Democratic Senator Lee Harris, a former Memphis city councilman, says most of the money from cameras winds up in the pockets of the private corporations that install them.
"We say that the funds are going to go to neighborhood programs and neighborhood grants," he said. "If I counted on one hand the amount of grants we made from the millions of dollars that we received from red-light camera revenues, I'd still have fingers left."
The measure, House Bill 1372, was filed by state Rep. Andy Holt (R-Dresden) and state Sen. Todd Gardenhire (R-Chattanooga). Harris has signed on as a co-sponsor.
Opponents of red-light cameras say they might actually cause more accidents than they prevent, because drivers often slam on their brakes to avoid tickets. They also say the cameras infringe on privacy, the principle that people are innocent until proven guilty, the right to face one's accusers and constitutional protections against self-incrimination.
Few drivers seem to like red-light cameras, but previous efforts to turn them off have come up short.

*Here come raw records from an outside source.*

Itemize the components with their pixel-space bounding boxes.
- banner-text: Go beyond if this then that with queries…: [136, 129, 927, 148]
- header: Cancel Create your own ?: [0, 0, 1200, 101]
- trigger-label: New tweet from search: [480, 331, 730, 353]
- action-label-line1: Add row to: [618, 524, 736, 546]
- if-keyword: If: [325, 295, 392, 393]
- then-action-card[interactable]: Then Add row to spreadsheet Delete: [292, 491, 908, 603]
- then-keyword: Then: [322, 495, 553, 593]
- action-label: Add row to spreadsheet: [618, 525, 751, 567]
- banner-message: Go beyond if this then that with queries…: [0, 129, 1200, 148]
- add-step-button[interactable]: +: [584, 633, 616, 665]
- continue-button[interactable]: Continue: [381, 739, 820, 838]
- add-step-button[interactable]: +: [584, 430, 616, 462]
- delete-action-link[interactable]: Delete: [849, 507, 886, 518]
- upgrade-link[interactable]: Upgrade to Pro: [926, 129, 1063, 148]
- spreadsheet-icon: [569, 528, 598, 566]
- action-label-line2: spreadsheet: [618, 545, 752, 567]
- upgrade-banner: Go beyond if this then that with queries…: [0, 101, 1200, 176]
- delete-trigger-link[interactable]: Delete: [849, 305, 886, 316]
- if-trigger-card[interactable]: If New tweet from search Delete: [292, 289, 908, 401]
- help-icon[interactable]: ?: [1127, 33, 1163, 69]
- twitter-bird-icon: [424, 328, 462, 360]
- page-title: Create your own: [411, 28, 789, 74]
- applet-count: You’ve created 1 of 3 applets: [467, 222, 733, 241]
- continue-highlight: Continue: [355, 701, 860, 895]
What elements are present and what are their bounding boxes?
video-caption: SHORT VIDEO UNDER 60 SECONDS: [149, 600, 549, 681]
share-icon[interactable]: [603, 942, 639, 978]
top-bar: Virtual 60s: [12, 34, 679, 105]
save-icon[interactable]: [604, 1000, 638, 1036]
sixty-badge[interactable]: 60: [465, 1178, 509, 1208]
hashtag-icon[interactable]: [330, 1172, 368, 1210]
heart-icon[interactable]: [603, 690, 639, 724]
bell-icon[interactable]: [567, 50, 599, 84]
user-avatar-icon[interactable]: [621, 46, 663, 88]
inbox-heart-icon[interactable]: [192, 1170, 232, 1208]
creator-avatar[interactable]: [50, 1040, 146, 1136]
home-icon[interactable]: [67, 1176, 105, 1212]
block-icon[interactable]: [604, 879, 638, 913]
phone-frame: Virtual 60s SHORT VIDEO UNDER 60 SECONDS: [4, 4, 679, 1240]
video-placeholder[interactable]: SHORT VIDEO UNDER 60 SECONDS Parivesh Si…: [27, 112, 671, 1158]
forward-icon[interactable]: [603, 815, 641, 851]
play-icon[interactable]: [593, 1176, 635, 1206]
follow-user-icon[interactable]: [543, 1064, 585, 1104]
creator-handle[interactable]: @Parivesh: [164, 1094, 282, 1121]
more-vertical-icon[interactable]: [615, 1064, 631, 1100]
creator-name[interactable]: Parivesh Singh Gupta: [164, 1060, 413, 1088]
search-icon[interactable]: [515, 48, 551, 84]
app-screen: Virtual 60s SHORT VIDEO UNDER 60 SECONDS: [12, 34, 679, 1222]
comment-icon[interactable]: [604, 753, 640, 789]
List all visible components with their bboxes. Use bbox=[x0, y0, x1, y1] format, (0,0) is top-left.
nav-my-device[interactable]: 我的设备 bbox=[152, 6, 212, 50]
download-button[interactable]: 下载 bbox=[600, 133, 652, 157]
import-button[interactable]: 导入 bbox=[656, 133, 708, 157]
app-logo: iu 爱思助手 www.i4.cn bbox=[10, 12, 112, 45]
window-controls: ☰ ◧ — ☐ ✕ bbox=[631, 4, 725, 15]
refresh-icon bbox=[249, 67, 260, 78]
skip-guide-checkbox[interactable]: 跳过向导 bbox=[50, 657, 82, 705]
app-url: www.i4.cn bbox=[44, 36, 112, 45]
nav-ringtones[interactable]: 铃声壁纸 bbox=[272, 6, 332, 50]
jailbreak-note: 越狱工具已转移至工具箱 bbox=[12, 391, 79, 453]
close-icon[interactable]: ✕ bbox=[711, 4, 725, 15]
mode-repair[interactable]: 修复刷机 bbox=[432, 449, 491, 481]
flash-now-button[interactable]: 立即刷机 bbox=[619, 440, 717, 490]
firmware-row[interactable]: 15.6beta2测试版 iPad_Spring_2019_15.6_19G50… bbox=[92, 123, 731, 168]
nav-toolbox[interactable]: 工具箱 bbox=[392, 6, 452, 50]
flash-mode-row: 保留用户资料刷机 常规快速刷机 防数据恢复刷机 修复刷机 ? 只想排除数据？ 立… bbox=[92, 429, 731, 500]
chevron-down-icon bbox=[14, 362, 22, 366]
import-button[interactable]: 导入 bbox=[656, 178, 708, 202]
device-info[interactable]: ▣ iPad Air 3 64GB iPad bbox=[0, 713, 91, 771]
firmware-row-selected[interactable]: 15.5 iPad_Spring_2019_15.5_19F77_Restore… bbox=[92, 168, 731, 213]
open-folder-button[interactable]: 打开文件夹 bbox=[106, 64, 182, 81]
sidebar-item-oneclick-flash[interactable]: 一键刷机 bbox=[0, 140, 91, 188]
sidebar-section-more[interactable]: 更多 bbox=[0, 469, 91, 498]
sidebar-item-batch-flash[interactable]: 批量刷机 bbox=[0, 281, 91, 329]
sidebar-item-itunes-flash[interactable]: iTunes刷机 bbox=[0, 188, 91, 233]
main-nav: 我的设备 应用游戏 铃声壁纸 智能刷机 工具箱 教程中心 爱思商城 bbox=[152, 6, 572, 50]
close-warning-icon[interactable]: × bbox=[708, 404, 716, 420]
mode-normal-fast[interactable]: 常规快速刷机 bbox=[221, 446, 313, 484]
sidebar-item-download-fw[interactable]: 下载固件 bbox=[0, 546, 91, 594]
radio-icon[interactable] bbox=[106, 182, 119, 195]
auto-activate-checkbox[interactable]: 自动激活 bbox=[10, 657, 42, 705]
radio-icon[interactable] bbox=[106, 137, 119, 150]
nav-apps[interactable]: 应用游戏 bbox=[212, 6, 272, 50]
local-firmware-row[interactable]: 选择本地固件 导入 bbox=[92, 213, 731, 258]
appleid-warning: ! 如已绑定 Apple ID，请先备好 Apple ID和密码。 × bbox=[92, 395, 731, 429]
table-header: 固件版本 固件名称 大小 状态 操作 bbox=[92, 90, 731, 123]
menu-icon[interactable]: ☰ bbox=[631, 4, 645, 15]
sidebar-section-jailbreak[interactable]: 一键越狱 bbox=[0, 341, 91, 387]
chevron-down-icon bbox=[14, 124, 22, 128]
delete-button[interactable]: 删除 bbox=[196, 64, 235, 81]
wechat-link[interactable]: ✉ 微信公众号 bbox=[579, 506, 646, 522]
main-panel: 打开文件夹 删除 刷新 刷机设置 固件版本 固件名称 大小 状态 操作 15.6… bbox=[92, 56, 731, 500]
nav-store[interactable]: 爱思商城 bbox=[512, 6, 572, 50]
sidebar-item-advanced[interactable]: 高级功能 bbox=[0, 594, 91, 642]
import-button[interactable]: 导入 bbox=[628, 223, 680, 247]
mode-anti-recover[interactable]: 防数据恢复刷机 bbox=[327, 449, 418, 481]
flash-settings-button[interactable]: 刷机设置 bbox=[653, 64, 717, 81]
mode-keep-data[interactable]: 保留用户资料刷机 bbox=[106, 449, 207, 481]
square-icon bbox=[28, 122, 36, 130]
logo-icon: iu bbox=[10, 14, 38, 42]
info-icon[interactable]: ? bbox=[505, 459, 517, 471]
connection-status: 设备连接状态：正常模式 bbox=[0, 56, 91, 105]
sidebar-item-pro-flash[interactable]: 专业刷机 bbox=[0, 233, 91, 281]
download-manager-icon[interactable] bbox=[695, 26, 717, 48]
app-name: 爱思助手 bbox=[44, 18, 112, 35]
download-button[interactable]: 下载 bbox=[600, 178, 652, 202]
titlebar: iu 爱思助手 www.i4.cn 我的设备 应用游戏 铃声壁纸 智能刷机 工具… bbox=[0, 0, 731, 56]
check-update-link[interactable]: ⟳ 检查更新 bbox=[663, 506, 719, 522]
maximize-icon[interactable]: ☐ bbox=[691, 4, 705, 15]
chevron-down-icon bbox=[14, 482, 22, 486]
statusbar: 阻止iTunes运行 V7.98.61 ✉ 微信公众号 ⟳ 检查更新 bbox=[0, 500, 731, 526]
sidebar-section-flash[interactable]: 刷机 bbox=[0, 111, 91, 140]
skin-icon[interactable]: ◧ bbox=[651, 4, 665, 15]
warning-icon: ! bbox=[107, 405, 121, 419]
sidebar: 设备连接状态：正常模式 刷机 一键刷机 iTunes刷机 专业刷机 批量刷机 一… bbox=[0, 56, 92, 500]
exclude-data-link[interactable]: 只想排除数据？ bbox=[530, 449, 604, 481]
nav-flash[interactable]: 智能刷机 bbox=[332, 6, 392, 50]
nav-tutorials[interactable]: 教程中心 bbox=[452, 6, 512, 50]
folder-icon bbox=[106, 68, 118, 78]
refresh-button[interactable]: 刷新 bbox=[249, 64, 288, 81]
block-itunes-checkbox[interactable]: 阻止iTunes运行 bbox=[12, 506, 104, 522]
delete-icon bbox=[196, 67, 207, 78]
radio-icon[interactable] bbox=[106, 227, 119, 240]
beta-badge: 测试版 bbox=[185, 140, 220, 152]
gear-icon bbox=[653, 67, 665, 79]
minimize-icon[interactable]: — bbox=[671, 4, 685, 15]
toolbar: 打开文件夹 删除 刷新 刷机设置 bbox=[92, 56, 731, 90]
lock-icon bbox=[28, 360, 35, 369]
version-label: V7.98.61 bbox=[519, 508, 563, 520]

Four years ago, lawmakers did agree to new rules on traffic cameras. Those included better signage, a maximum fine of $50 and language clarifying drivers couldn't be ticketed if they started into intersections while the lights were still green or yellow.
But Holt called the cameras inherently unfair. He said he hopes this year lawmakers will embrace complete repeal.
"I think there's something to be worried about, and that is the technological creep that we continue to see take place," he said. "There's more and more of this technology that's being implemented, and I personally think it's a poor replacement for law officers themselves."
The bill is scheduled to come up Wednesday in the Senate Transportation Committee and the House State Government Subcommittee.